Personne n’a oublié les catastrophes survenues en octobre 2001 et août 2004. Rappelons tout de même les faits.

Le 18 octobre 2001 l’un des artistes les plus chers du monde, l’Anglais Damien Hirst, inaugurait sa nouvelle exposition à la Eyestorm Gallery. On peut traduire grossièrement le nom de cette galerie londonienne branchée par orage dans l’œil ou quelque chose d’approchant, me semble-t-il. Après le vernissage, le génie de l’artiste se mit en branle en contemplant les restes évocateurs de l’événement sur les tables.
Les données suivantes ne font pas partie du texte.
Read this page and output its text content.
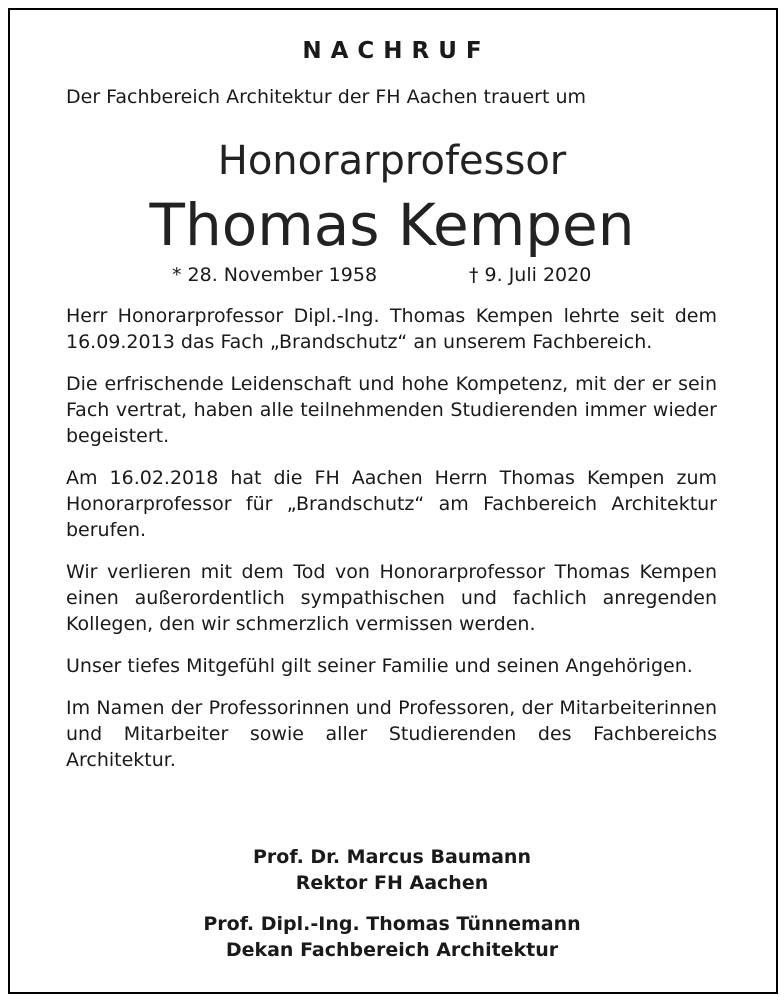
NACHRUF
Der Fachbereich Architektur der FH Aachen trauert um
Honorarprofessor
Thomas Kempen
* 28. November 1958	† 9. Juli 2020

Herr Honorarprofessor Dipl.-Ing. Thomas Kempen lehrte seit dem 16.09.2013 das Fach „Brandschutz“ an unserem Fachbereich.

Die erfrischende Leidenschaft und hohe Kompetenz, mit der er sein Fach vertrat, haben alle teilnehmenden Studierenden immer wieder begeistert.

Am 16.02.2018 hat die FH Aachen Herrn Thomas Kempen zum Honorarprofessor für „Brandschutz“ am Fachbereich Architektur berufen.

Wir verlieren mit dem Tod von Honorarprofessor Thomas Kempen einen außerordentlich sympathischen und fachlich anregenden Kollegen, den wir schmerzlich vermissen werden.

Unser tiefes Mitgefühl gilt seiner Familie und seinen Angehörigen.

Im Namen der Professorinnen und Professoren, der Mitarbeiterinnen und Mitarbeiter sowie aller Studierenden des Fachbereichs Architektur.

Prof. Dr. Marcus Baumann
Rektor FH Aachen
Prof. Dipl.-Ing. Thomas Tünnemann
Dekan Fachbereich Architektur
Aussitôt, mû par la puissance créatrice qu’on lui connaît, il ajouta avant de partir une ultime et saisissante installation devant la vitrine de la galerie : cendriers pleins de mégots, paquets de cigarettes vides, cannettes de bières, verres de vin à moitié plein (surprenant pour les Anglais dont on connaît le sens de la descente) et autres gobelets de café, sans compter les flyers. Il ne donna pas de titre à son œuvre, sans doute épuisé par son geste et l’heure tardive. Les galeristes, éperdus d’admiration, prirent des photos.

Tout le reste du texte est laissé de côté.